[Bug] GeneratingPolicy issues with manually templating additional labels
Kyverno Version
1.15.0
Description
I wanted to add additional Labels to my GeneratingPolicy by just adding metadata.labels to my resource. When adding an object as dyn(object) I get the error labels needs to be type `string.
Setting metadata.labels: " foo" just results in the string being "lost" (overriden by Kyverno default - as expected). Same with other attempts of giving the object as a string \"foo\": \"bar\", etc.
The same expression works when putting it in spec.podSelector.
I reproduced the issue with one of the example policies on this playground.

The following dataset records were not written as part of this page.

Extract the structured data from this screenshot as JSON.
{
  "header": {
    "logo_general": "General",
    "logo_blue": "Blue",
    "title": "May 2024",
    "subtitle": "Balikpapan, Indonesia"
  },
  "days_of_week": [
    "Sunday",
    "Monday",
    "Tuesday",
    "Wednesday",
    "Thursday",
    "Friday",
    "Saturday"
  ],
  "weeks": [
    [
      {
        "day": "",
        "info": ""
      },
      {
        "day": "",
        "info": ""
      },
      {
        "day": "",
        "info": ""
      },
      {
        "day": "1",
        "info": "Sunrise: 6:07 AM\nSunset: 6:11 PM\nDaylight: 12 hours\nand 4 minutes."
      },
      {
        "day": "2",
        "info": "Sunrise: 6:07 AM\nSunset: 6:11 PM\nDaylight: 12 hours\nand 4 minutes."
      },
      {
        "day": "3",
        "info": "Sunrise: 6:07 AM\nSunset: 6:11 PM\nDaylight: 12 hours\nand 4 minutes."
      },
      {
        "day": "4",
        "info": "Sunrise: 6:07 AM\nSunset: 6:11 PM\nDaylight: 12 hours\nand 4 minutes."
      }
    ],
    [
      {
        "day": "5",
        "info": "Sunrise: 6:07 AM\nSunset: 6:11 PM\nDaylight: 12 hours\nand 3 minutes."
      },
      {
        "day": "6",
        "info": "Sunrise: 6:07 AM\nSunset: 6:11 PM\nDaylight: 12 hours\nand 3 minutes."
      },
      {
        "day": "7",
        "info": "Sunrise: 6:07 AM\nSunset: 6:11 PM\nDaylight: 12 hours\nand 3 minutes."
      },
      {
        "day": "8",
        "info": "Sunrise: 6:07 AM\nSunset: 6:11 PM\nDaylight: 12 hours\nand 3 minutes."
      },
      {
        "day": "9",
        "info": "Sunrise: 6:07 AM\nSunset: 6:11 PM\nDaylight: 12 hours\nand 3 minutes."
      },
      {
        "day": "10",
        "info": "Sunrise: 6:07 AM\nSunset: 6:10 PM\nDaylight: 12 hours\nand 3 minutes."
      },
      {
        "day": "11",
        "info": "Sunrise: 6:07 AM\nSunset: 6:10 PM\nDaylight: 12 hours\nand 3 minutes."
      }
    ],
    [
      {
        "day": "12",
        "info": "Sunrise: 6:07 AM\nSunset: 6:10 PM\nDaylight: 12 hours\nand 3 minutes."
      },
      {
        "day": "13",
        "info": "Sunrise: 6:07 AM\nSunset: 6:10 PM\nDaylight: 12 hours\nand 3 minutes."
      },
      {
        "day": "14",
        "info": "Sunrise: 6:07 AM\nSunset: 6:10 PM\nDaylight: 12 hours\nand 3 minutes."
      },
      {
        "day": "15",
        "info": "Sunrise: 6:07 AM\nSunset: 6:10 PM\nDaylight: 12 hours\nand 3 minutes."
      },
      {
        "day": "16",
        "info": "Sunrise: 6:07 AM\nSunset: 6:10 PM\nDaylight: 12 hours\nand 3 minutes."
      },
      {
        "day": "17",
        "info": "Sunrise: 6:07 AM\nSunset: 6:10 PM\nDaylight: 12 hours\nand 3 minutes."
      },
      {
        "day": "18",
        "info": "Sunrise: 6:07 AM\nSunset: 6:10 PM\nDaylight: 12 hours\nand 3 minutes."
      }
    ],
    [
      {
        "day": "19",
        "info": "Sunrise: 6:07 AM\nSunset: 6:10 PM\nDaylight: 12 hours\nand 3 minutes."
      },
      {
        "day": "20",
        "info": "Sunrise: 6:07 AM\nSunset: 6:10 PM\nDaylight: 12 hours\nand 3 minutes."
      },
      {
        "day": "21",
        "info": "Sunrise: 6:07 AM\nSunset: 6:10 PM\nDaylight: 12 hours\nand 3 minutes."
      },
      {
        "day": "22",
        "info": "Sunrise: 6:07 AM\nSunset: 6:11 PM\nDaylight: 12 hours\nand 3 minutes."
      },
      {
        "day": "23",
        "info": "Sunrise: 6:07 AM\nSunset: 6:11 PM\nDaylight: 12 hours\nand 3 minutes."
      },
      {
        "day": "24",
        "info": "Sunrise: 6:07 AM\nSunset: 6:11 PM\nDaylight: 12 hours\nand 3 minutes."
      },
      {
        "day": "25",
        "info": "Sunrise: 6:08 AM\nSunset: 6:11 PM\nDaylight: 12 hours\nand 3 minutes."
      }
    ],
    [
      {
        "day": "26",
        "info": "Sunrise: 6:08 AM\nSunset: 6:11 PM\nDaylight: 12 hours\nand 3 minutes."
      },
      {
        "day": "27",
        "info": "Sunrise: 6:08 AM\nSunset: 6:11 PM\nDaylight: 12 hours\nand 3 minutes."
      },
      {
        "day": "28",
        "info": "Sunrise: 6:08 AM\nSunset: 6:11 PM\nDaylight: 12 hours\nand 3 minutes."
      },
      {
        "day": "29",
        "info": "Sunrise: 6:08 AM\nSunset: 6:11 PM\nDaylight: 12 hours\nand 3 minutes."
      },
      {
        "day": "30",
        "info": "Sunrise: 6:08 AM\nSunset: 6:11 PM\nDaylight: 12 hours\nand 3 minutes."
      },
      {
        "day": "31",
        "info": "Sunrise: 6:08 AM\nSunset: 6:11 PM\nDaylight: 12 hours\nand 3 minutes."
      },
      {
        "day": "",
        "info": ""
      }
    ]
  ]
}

This is the error you get when you compile the policy:
ServerError: failed to compile policy generate-network-policy (spec.variables[1].expression: Invalid value: "[\n {\n \"kind\": dyn(\"NetworkPolicy\"),\n \"apiVersion\": dyn(\"networking.k8s.io/v1\"),\n \"metadata\": dyn({\n \"name\": \"test-network-policy\",\n \"labels\": dyn({\"foo\": \"bar\"}),\n }),\n \"spec\": dyn({\n \"podSelector\": dyn({}),\n \"policyTypes\": dyn([\"Ingress\", \"Egress\"])\n })\n }\n]": ERROR:
:7:20: expected type 'string' but found 'dyn' | "labels": dyn({"foo": "bar"}), | ...................^)When you do the same in your GeneratingPolicy with your object as source for metadata it will work:
generate:
- expression: >
generator.Apply("kube-system", [
{
"apiVersion": object.apiVersion,
"kind": object.kind,
"metadata": object.metadata, #<----- this will just copy the labels and name from the source object
"data": object.data,
"type": object.type
}
])I would expect to be able to specify additional labels dynamically same as any other map in my resource and have these labels be merged to the Kyverno default labels.
Slack discussion
https://kubernetes.slack.com/archives/CLGR9BJU9/p1763050417482329
Troubleshooting
-
I have read and followed the documentation AND the troubleshooting guide. -
I have searched other issues in this repository and mine is not recorded.